MICROCORRUPCIONES

microcorrupciones
“Qué asco de políticos, son todos igual de corruptos». Miguel sentenciaba la enésima conversación sobre el tema mientras todo el mundo asentía con la cabeza y miraba hacia el suelo con resignación.

Bárcenas, UrdangarínGürtelGriñán y Rita Barberá habían sido algunos de los nombres propios en boca de los interlocutores.

Después, mientras apuraban el café, llegó la clásica pregunta de qué se podía hacer para luchar contra esta degeneración política. Y de nuevo, todos de acuerdo: a la cárcel sin fianzas y que devolvieran hasta el último céntimo de lo que habían robado, faltaría más.

Tras pedir la cuenta, Carlos sacó a colación el caso de Islandia, donde la presión de la ciudadanía consiguió que se encarcelara a los banqueros que habían llevado al país a la bancarrota y que hasta dimitiera el primer ministro tras descubrirse que tenía una cuenta millonaria en las Islas Vírgenes.

Diez minutos después el camarero trajo la nota y Nuria, que para algo era la economista (aunque ahora estuviera en el paro), se apresuró a hacer las cuentas para pagar a escote“Si nadie quiere el ticket me lo quedo yo, que luego Hacienda me cruje”, comentó Miguel mientras levantaba las monedas que habían depositado los demás sobre el platillo y tiraba del papel que había debajo.

Ante la pasividad general, Carlos se debatía internamente. Notaba cómo un torrente de sangre le iba subiendo a la cabeza y los nervios se apoderaban de su estómago.

“O sea, que acabamos de despotricar contra la corrupción y a la primera de cambio quieres cogerte la factura para desgravarte el IVA, ¿no? Muy bueno, sí señor. Que sí, que ya sé que eres autónomo y pagas una pasta cada mes, que no tienes baja ni prestación por desempleo pero, a menos que hayas estado haciendo negocios con nosotros durante el café, parece bastante evidente que, si te desgravas esta factura, en realidad es como si todos nosotros te hubiéramos invitado al café a ti.

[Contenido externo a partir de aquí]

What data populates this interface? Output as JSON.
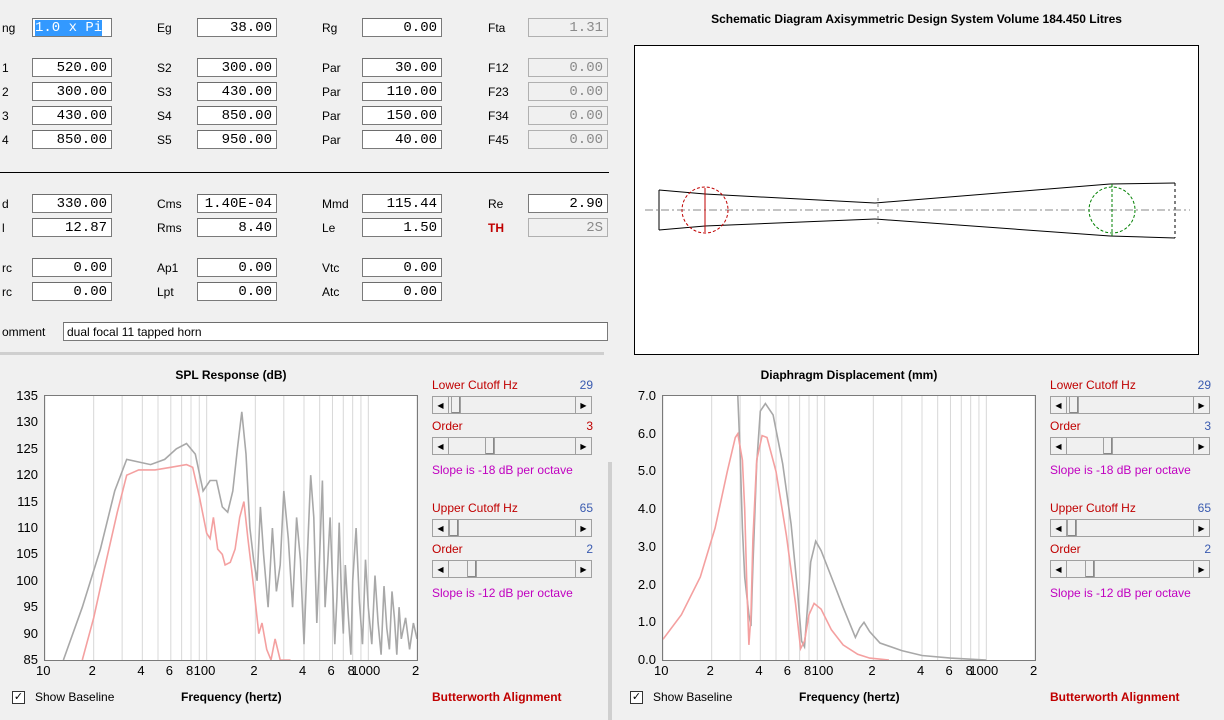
{
  "params": {
    "row0": {
      "l1": "ng",
      "v1": "1.0 x Pi",
      "l2": "Eg",
      "v2": "38.00",
      "l3": "Rg",
      "v3": "0.00",
      "l4": "Fta",
      "v4": "1.31"
    },
    "row1": {
      "l1": "1",
      "v1": "520.00",
      "l2": "S2",
      "v2": "300.00",
      "l3": "Par",
      "v3": "30.00",
      "l4": "F12",
      "v4": "0.00"
    },
    "row2": {
      "l1": "2",
      "v1": "300.00",
      "l2": "S3",
      "v2": "430.00",
      "l3": "Par",
      "v3": "110.00",
      "l4": "F23",
      "v4": "0.00"
    },
    "row3": {
      "l1": "3",
      "v1": "430.00",
      "l2": "S4",
      "v2": "850.00",
      "l3": "Par",
      "v3": "150.00",
      "l4": "F34",
      "v4": "0.00"
    },
    "row4": {
      "l1": "4",
      "v1": "850.00",
      "l2": "S5",
      "v2": "950.00",
      "l3": "Par",
      "v3": "40.00",
      "l4": "F45",
      "v4": "0.00"
    },
    "row5": {
      "l1": "d",
      "v1": "330.00",
      "l2": "Cms",
      "v2": "1.40E-04",
      "l3": "Mmd",
      "v3": "115.44",
      "l4": "Re",
      "v4": "2.90"
    },
    "row6": {
      "l1": "l",
      "v1": "12.87",
      "l2": "Rms",
      "v2": "8.40",
      "l3": "Le",
      "v3": "1.50",
      "l4": "TH",
      "v4": "2S"
    },
    "row7": {
      "l1": "rc",
      "v1": "0.00",
      "l2": "Ap1",
      "v2": "0.00",
      "l3": "Vtc",
      "v3": "0.00"
    },
    "row8": {
      "l1": "rc",
      "v1": "0.00",
      "l2": "Lpt",
      "v2": "0.00",
      "l3": "Atc",
      "v3": "0.00"
    },
    "comment_label": "omment",
    "comment_value": "dual focal 11 tapped horn"
  },
  "schematic": {
    "title": "Schematic Diagram   Axisymmetric Design   System Volume 184.450 Litres"
  },
  "spl": {
    "title": "SPL Response (dB)",
    "y_ticks": [
      "135",
      "130",
      "125",
      "120",
      "115",
      "110",
      "105",
      "100",
      "95",
      "90",
      "85"
    ],
    "x_ticks": [
      "10",
      "2",
      "4",
      "6",
      "8",
      "100",
      "2",
      "4",
      "6",
      "8",
      "1000",
      "2"
    ],
    "xlabel": "Frequency (hertz)",
    "show_baseline": "Show Baseline",
    "alignment": "Butterworth Alignment",
    "controls": {
      "lower_cutoff_label": "Lower Cutoff  Hz",
      "lower_cutoff_value": "29",
      "lower_order_label": "Order",
      "lower_order_value": "3",
      "lower_slope": "Slope is -18 dB per octave",
      "upper_cutoff_label": "Upper Cutoff  Hz",
      "upper_cutoff_value": "65",
      "upper_order_label": "Order",
      "upper_order_value": "2",
      "upper_slope": "Slope is -12 dB per octave"
    }
  },
  "disp": {
    "title": "Diaphragm Displacement (mm)",
    "y_ticks": [
      "7.0",
      "6.0",
      "5.0",
      "4.0",
      "3.0",
      "2.0",
      "1.0",
      "0.0"
    ],
    "x_ticks": [
      "10",
      "2",
      "4",
      "6",
      "8",
      "100",
      "2",
      "4",
      "6",
      "8",
      "1000",
      "2"
    ],
    "xlabel": "Frequency (hertz)",
    "show_baseline": "Show Baseline",
    "alignment": "Butterworth Alignment",
    "controls": {
      "lower_cutoff_label": "Lower Cutoff  Hz",
      "lower_cutoff_value": "29",
      "lower_order_label": "Order",
      "lower_order_value": "3",
      "lower_slope": "Slope is -18 dB per octave",
      "upper_cutoff_label": "Upper Cutoff  Hz",
      "upper_cutoff_value": "65",
      "upper_order_label": "Order",
      "upper_order_value": "2",
      "upper_slope": "Slope is -12 dB per octave"
    }
  },
  "chart_data": [
    {
      "type": "line",
      "title": "SPL Response (dB)",
      "xlabel": "Frequency (hertz)",
      "ylabel": "",
      "x_scale": "log",
      "xlim": [
        10,
        2000
      ],
      "ylim": [
        85,
        135
      ],
      "series": [
        {
          "color": "#a8a8a8",
          "points": [
            [
              13,
              85
            ],
            [
              17,
              95
            ],
            [
              22,
              106
            ],
            [
              27,
              117
            ],
            [
              32,
              123
            ],
            [
              38,
              122.5
            ],
            [
              45,
              122
            ],
            [
              55,
              123
            ],
            [
              65,
              125
            ],
            [
              75,
              126
            ],
            [
              85,
              124
            ],
            [
              95,
              117
            ],
            [
              105,
              119
            ],
            [
              115,
              119
            ],
            [
              125,
              114
            ],
            [
              135,
              113
            ],
            [
              145,
              117
            ],
            [
              155,
              125
            ],
            [
              165,
              132
            ],
            [
              175,
              124
            ],
            [
              185,
              110
            ],
            [
              195,
              104
            ],
            [
              205,
              100
            ],
            [
              215,
              114
            ],
            [
              225,
              105
            ],
            [
              240,
              95
            ],
            [
              255,
              110
            ],
            [
              270,
              98
            ],
            [
              285,
              103
            ],
            [
              300,
              117
            ],
            [
              320,
              108
            ],
            [
              340,
              95
            ],
            [
              360,
              112
            ],
            [
              380,
              104
            ],
            [
              400,
              88
            ],
            [
              420,
              105
            ],
            [
              440,
              120
            ],
            [
              460,
              112
            ],
            [
              480,
              92
            ],
            [
              500,
              105
            ],
            [
              520,
              119
            ],
            [
              540,
              95
            ],
            [
              560,
              103
            ],
            [
              580,
              112
            ],
            [
              600,
              100
            ],
            [
              620,
              88
            ],
            [
              640,
              97
            ],
            [
              660,
              111
            ],
            [
              680,
              98
            ],
            [
              700,
              90
            ],
            [
              720,
              103
            ],
            [
              750,
              94
            ],
            [
              780,
              86
            ],
            [
              800,
              100
            ],
            [
              840,
              110
            ],
            [
              880,
              96
            ],
            [
              920,
              88
            ],
            [
              960,
              104
            ],
            [
              1000,
              95
            ],
            [
              1050,
              88
            ],
            [
              1100,
              101
            ],
            [
              1150,
              92
            ],
            [
              1200,
              86
            ],
            [
              1250,
              99
            ],
            [
              1300,
              91
            ],
            [
              1350,
              87
            ],
            [
              1400,
              98
            ],
            [
              1450,
              93
            ],
            [
              1500,
              86
            ],
            [
              1550,
              95
            ],
            [
              1600,
              89
            ],
            [
              1700,
              93
            ],
            [
              1800,
              87
            ],
            [
              1900,
              92
            ],
            [
              2000,
              89
            ]
          ]
        },
        {
          "color": "#f4a0a0",
          "points": [
            [
              17,
              85
            ],
            [
              20,
              93
            ],
            [
              24,
              104
            ],
            [
              28,
              113
            ],
            [
              32,
              120
            ],
            [
              38,
              121
            ],
            [
              48,
              121
            ],
            [
              60,
              121.5
            ],
            [
              75,
              122
            ],
            [
              82,
              121.5
            ],
            [
              90,
              116
            ],
            [
              100,
              109
            ],
            [
              105,
              108
            ],
            [
              110,
              112
            ],
            [
              117,
              106
            ],
            [
              125,
              105
            ],
            [
              130,
              103
            ],
            [
              140,
              103.5
            ],
            [
              150,
              106
            ],
            [
              160,
              112
            ],
            [
              170,
              115
            ],
            [
              180,
              108
            ],
            [
              190,
              102
            ],
            [
              200,
              96
            ],
            [
              210,
              90
            ],
            [
              220,
              92
            ],
            [
              235,
              87
            ],
            [
              250,
              85
            ],
            [
              265,
              89
            ],
            [
              285,
              85
            ],
            [
              300,
              85
            ],
            [
              330,
              85
            ]
          ]
        }
      ]
    },
    {
      "type": "line",
      "title": "Diaphragm Displacement (mm)",
      "xlabel": "Frequency (hertz)",
      "ylabel": "",
      "x_scale": "log",
      "xlim": [
        10,
        2000
      ],
      "ylim": [
        0,
        7
      ],
      "series": [
        {
          "color": "#a8a8a8",
          "points": [
            [
              29,
              7.0
            ],
            [
              30,
              5.5
            ],
            [
              31,
              3.5
            ],
            [
              32,
              2.2
            ],
            [
              34,
              1.2
            ],
            [
              35,
              0.9
            ],
            [
              36,
              2.5
            ],
            [
              38,
              5.2
            ],
            [
              40,
              6.6
            ],
            [
              43,
              6.8
            ],
            [
              48,
              6.5
            ],
            [
              55,
              5.2
            ],
            [
              62,
              3.6
            ],
            [
              68,
              1.8
            ],
            [
              72,
              0.5
            ],
            [
              75,
              0.35
            ],
            [
              78,
              1.3
            ],
            [
              82,
              2.6
            ],
            [
              88,
              3.15
            ],
            [
              95,
              2.9
            ],
            [
              110,
              2.2
            ],
            [
              130,
              1.4
            ],
            [
              155,
              0.6
            ],
            [
              165,
              0.85
            ],
            [
              175,
              1.0
            ],
            [
              190,
              0.75
            ],
            [
              220,
              0.45
            ],
            [
              300,
              0.25
            ],
            [
              400,
              0.12
            ],
            [
              600,
              0.05
            ],
            [
              800,
              0.02
            ],
            [
              1000,
              0.0
            ]
          ]
        },
        {
          "color": "#f4a0a0",
          "points": [
            [
              10,
              0.55
            ],
            [
              13,
              1.2
            ],
            [
              17,
              2.2
            ],
            [
              21,
              3.5
            ],
            [
              25,
              5.0
            ],
            [
              28,
              5.9
            ],
            [
              29,
              6.0
            ],
            [
              31,
              5.3
            ],
            [
              32,
              4.0
            ],
            [
              33,
              2.0
            ],
            [
              34,
              0.4
            ],
            [
              35,
              1.2
            ],
            [
              36,
              3.2
            ],
            [
              38,
              5.3
            ],
            [
              41,
              5.95
            ],
            [
              44,
              5.9
            ],
            [
              50,
              5.0
            ],
            [
              58,
              3.3
            ],
            [
              66,
              1.5
            ],
            [
              71,
              0.3
            ],
            [
              75,
              0.5
            ],
            [
              80,
              1.2
            ],
            [
              86,
              1.5
            ],
            [
              95,
              1.35
            ],
            [
              110,
              0.8
            ],
            [
              130,
              0.4
            ],
            [
              160,
              0.15
            ],
            [
              190,
              0.05
            ],
            [
              250,
              0.0
            ]
          ]
        }
      ]
    }
  ]
}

Porque Hacienda seguimos siendo todos, ¿no?”. 

Pero no fue capaz de abrir la boca y, en lugar del eco que dejan tras de sí las palabras que fluyen, lo que se le quedó en los labios a Carlos fue, una vez más, un regusto amargo de fracaso. Es cierto que, con la crisis, el grupo cada vez quedaba más en casas y menos en bares, pero en las contadas ocasiones en las que habían salido últimamente, a Miguel la jugada siempre le había salido redonda y se había llevado el ticket sin la más mínima oposición.

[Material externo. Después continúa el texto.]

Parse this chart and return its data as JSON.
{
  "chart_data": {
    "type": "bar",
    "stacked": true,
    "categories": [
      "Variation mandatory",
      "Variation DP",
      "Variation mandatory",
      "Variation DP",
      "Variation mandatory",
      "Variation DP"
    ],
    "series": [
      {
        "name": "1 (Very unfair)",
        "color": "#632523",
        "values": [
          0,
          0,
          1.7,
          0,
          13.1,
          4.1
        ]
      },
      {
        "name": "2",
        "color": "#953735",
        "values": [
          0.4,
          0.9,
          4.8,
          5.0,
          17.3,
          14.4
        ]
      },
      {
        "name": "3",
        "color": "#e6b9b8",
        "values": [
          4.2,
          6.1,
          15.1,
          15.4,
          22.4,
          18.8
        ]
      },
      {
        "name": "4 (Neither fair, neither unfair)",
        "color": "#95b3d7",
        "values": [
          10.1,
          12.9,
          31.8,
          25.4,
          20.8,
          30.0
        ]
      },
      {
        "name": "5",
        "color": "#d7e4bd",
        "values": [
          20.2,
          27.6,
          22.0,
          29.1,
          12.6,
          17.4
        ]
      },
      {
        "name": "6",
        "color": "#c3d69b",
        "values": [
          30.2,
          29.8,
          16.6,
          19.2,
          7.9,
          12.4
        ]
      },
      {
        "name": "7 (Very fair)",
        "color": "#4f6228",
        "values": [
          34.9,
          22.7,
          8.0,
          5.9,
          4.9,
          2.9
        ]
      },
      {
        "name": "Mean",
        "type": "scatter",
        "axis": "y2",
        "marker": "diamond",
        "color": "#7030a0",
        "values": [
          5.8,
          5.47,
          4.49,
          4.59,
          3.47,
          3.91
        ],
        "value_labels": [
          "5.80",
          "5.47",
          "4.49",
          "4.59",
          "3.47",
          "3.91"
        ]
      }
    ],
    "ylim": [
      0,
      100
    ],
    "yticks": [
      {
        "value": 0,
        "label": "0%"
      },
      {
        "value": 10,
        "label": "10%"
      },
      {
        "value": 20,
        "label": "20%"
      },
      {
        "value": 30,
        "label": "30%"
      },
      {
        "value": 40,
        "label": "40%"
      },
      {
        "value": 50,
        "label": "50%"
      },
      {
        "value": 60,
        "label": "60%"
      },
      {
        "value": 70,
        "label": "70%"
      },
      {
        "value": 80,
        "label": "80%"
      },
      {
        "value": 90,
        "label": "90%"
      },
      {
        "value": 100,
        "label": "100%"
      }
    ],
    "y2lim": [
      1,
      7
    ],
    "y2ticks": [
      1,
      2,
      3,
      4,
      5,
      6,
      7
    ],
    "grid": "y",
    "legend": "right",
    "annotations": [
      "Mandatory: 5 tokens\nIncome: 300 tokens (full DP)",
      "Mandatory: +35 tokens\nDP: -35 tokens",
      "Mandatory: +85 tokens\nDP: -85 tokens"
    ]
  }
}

No estaba seguro de si alguien más en el grupo opinaría como él, pero desde luego, nadie se había atrevido a recriminarle a Miguel su conducta. Entonces le dio por pensar que quizá nadie se sintiera con la superioridad moral suficiente para decirle a Miguel que lo que estaba haciendo, a todas luces, era un fraude. Porque, aunque obviamente la cantidad defraudada fuera ridícula comparada con la de las Tarjetas Black o la Trama Púnica, el principio en el que se basaba era el mismo: la corrupción (o la microcorrupción). 

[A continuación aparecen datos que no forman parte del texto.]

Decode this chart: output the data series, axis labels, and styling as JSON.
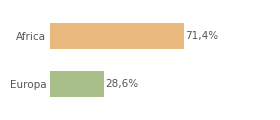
{
  "categories": [
    "Africa",
    "Europa"
  ],
  "values": [
    71.4,
    28.6
  ],
  "bar_colors": [
    "#e8b87d",
    "#a8bf8a"
  ],
  "labels": [
    "71,4%",
    "28,6%"
  ],
  "background_color": "#ffffff",
  "xlim": [
    0,
    105
  ],
  "bar_height": 0.55,
  "label_fontsize": 7.5,
  "tick_fontsize": 7.5,
  "label_color": "#555555",
  "tick_color": "#555555",
  "grid_color": "#dddddd"
}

Así que parecía que el problema de fondo era que, quien más, quien menos, había cometido también pequeños fraudes, microcorrupciones. Que si Sonia tenía a la chica que le limpiaba la casa sin contrato, que si Daniel le acababa de regalar a su hijo un iPhone comprado a través de la empresa de un amigo, que si Luis no declaraba el piso que tenía en alquiler, que si Lidia acababa de favorecer profesionalmente a un cliente que la invitó a comer la semana pasada. Y así podrían contarse otras cuarenta y seis millones de historias en España. Incluso él mismo cayó en la cuenta de que hace años se había empadronado en casa de su hermana para que su hija pudiera entrar en el colegio que les gustaba, pero que no les correspondía por zona.

Esa noche, mientras caminaba de camino a casa, Carlos fue consciente de que, mientras callar ante el fraude sea más políticamente correcto que denunciarlo, nunca seremos Islandia.

Y tomó una determinación: dejar de criticar la corrupción de los de arriba y empezar a poner más atención a la microcorrupción que empezaba por él mismo.